Some more options for search & replace dialog

Henrik Haftmann

Hi,
as a Scintilla based text editor with excellent detection of:

comment
preprocessor (C/C++)
strings
style & code (HTML)
backtick strings (JavaScript)
… (dependent on current syntax highlighting)
which is NOT expressive by Regular Expressions.

It would be very nice when searching can be restricted to that sub-types of the text.
This selection (default: all) is typically done with a listbox with checkmark items, as seen in installation programs.
It would help refactoring programs by renaming e.g. variables not touching strings, and vice versa.

PeterJones

@Henrik-Haftmann ,

I can see why people would want it… but my guess is that would be highly difficult to implement. If you were to do an official feature request (no, a post in this forum is not a feature request, as explained in our FAQ), it is my guess that it would be rejected outright, or at best silently ignored – so, in my opinion, don’t get your hopes up, if you do put in a feature request. (For one, the regex engine is completely separate from the syntax highlighter, so I am not sure how feasible it would be for notepad++ to limit the range on regex searches to only be within certain chunks of text.)

Also, I am not sure that “Notepad++ & Plugin Development” is really the best place for this post (or any of your other recent ones), unless you are planning to be the one to implement some of these requests, and had specific questions. As the “Read This First”, pinned near the top of “Notepad++ & Plugin Development”, says,

That is, it’s for technical questions about specific sections of source code, or questions or difficulties involved in the build process when trying to build a copy of Notepad++ that you are editing. It’s not for generic “I would like it if Notepad++ did XYZ”, which is what your posts seem to me to be.

Mark Olson

Just eyeballing the documentation, my guess is that the way to search each region with a certain style could be found in this part of the Scintilla docs.

Mark Olson

@Mark-Olson said in Some more options for search & replace dialog:

Just eyeballing the documentation, my guess is that the way to search each region with a certain style could be found in this part of the Scintilla docs .

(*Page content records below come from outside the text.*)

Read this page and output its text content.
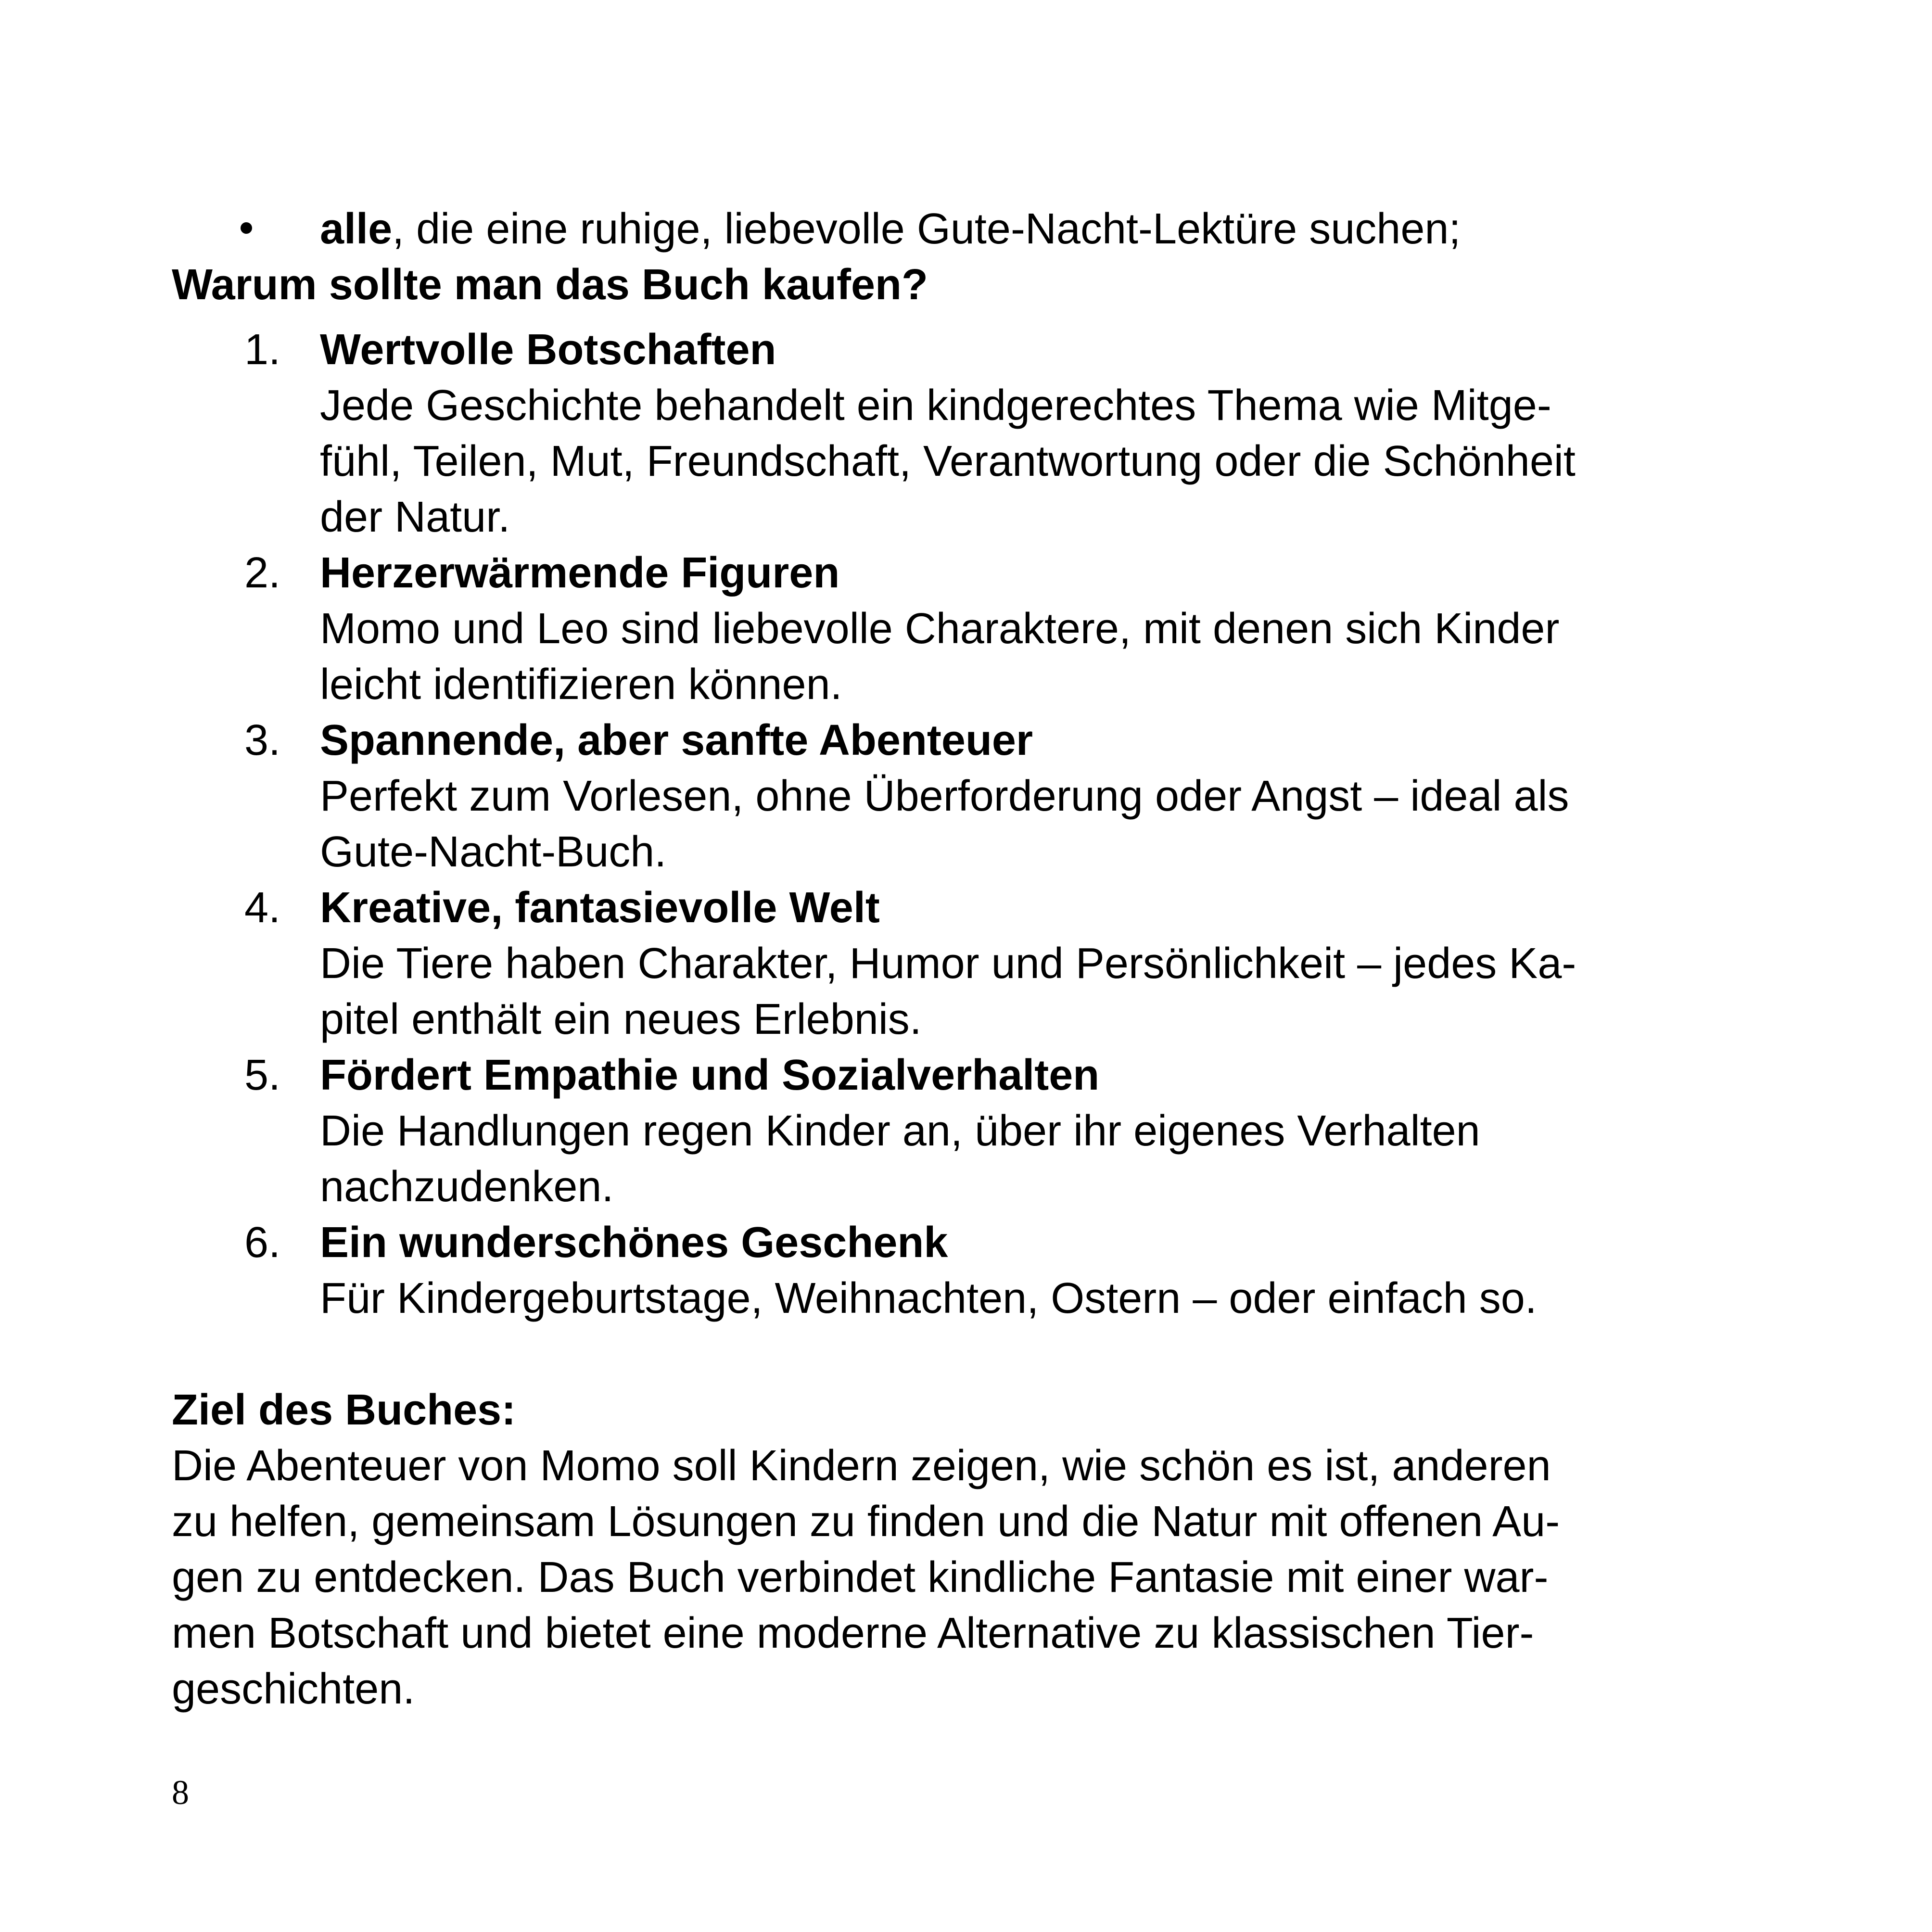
alle, die eine ruhige, liebevolle Gute-Nacht-Lektüre suchen;
Warum sollte man das Buch kaufen?
1. Wertvolle Botschaften
Jede Geschichte behandelt ein kindgerechtes Thema wie Mitge-
fühl, Teilen, Mut, Freundschaft, Verantwortung oder die Schönheit
der Natur.
2. Herzerwärmende Figuren
Momo und Leo sind liebevolle Charaktere, mit denen sich Kinder
leicht identifizieren können.
3. Spannende, aber sanfte Abenteuer
Perfekt zum Vorlesen, ohne Überforderung oder Angst – ideal als
Gute-Nacht-Buch.
4. Kreative, fantasievolle Welt
Die Tiere haben Charakter, Humor und Persönlichkeit – jedes Ka-
pitel enthält ein neues Erlebnis.
5. Fördert Empathie und Sozialverhalten
Die Handlungen regen Kinder an, über ihr eigenes Verhalten
nachzudenken.
6. Ein wunderschönes Geschenk
Für Kindergeburtstage, Weihnachten, Ostern – oder einfach so.
Ziel des Buches:
Die Abenteuer von Momo soll Kindern zeigen, wie schön es ist, anderen
zu helfen, gemeinsam Lösungen zu finden und die Natur mit offenen Au-
gen zu entdecken. Das Buch verbindet kindliche Fantasie mit einer war-
men Botschaft und bietet eine moderne Alternative zu klassischen Tier-
geschichten.
8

Having done some more serious combing through the Scintilla docs, I am reconsidering that guess. I see no way to give Scintilla a style name and iterate through the regions of the document with that style.

I know for a fact that you can iterate through all the regions in a document with a given indicator, and I use this extensively in JsonTools, so I kinda figured that there would be some similar API for styles. Unfortunately, I can’t find such an API. I’m almost certainly missing something, so I’m hoping that someone who’s more well-versed in lexers could help here.

This seems like a really interesting problem, and I might cook something up in Python or C# if someone could point me in the right direction.

PeterJones

@Mark-Olson said in Some more options for search & replace dialog:

This seems like a really interesting problem, and I might cook something up in Python or C# if someone could point me in the right direction.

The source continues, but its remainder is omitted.